Tatsächlich berichten viele Menschen nach einer Zeit intensiver Trauer von Verbesserungen in ihrem Leben. War anfangs alles nur Qual und Schmerz, so erleben viele nach einiger Zeit wieder positive Momente oder sogar Freude, was lange nicht vorstellbar war. Aber ist damit die Trauer wirklich kleiner geworden?

Es war die neuseeländische Trauerbegleiterin Lois Tonkin, die vor Jahren ein Modell formulierte, das Trauer in einen neuen Bezugsrahmen setzt. Tonkin nannte es „growing around grief“, was sich übersetzen lässt mit „um die Trauer drum herum wachsen“. Tonkin geht davon aus, dass die Größe der Trauer auch über die Jahre nicht abnimmt. Der Verlust selbst und die damit verbundene Trauer bleiben immer gleich groß und schmelzen mit der Zeit nicht einfach ab. Entscheidend für die weitere Entwicklung des trauernden Menschen sei vielmehr, ob es ihm gelingt, trotz des Verlusts weiter zu wachsen, und neue Erfahrungen zuzulassen.

Dieses Modell der Trauer entspricht oftmals viel besser dem, wie Trauernde ihren Verlust erleben. Sie wehren sich zurecht gegen die Erwartung der anderen, dass die Trauer doch endlich abnehmen müsste. Andererseits lässt dieses Modell viel Raum für Entwicklung. Um die Trauer herum kann neues Erleben und Bewusstsein wachsen. Dein Verlust selbst bleibt dabei immer gleich, der Kontext aber verändert sich mit der Zeit und so auch indirekt deine Trauer. Außen herum können sich neue Triebe und Knospen des Lebens entwickeln. Werden sie gehegt, entsteht daraus neues Leben: Begegnungen, Freundschaften, Erfahrungen, Liebe, Freude. All das ist möglich trotz der überdauernden Größe des erlittenen Verlusts.

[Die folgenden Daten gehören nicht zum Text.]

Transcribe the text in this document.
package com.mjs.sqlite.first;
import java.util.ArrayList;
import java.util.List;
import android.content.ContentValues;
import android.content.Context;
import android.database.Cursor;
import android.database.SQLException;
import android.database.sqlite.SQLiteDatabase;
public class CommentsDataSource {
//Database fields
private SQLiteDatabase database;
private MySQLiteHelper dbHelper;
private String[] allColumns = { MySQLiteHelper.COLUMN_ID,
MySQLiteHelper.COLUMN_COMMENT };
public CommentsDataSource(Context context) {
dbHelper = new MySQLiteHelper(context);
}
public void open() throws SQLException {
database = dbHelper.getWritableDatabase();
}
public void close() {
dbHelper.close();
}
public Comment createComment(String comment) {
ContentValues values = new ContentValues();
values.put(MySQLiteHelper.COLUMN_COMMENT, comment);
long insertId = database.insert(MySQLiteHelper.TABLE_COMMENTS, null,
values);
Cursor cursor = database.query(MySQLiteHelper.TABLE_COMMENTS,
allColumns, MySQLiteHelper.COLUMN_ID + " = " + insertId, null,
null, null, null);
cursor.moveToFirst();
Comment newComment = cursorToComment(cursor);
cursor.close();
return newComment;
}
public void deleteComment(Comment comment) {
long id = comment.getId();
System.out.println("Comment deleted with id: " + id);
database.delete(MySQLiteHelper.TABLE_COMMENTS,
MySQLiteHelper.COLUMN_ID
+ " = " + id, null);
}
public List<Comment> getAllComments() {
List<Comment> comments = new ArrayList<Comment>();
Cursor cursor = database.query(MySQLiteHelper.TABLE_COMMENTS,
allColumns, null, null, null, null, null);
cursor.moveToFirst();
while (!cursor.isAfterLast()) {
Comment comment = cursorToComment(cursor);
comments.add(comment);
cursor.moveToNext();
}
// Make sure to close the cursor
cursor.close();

Es erfordert aber deine Bereitschaft, dass Neues im Leben entstehen darf. Es erfordert den Mut, Dinge auszuprobieren und dabei manchmal auch zu scheitern. Er erfordert vor allem Geduld und Offenheit, auf andere Menschen zuzugehen und mit ihnen zu teilen. Es ist letztlich eine Suche nach Qualität, die sehr präzise das beschreibt, was die Grundidee von VIVAS ist: du darfst leben, trotz der Endgültigkeit und Größe deines Verlusts. Du sollst nicht erstarren, sondern in Bewegung bleiben, das Leben aktiv gestalten und dich bewusst dem Guten zuwenden.

Wenn du genau auf dich achtest, dann merkst du, dass du schon längst damit begonnen hast, zu wachsen. Du erkennst es, wenn du mit dem frischen Verlust anderer konfrontiert bist und dich erinnerst, wie es damals bei dir war. Dass du nicht stehen geblieben bist damals, sondern seitdem tausend kleine Schritte getan hast. Schon jetzt bist du mitten in deiner Entwicklung. Im Wachsen um deine Wunde, die immer bleiben wird.

Growing around grief.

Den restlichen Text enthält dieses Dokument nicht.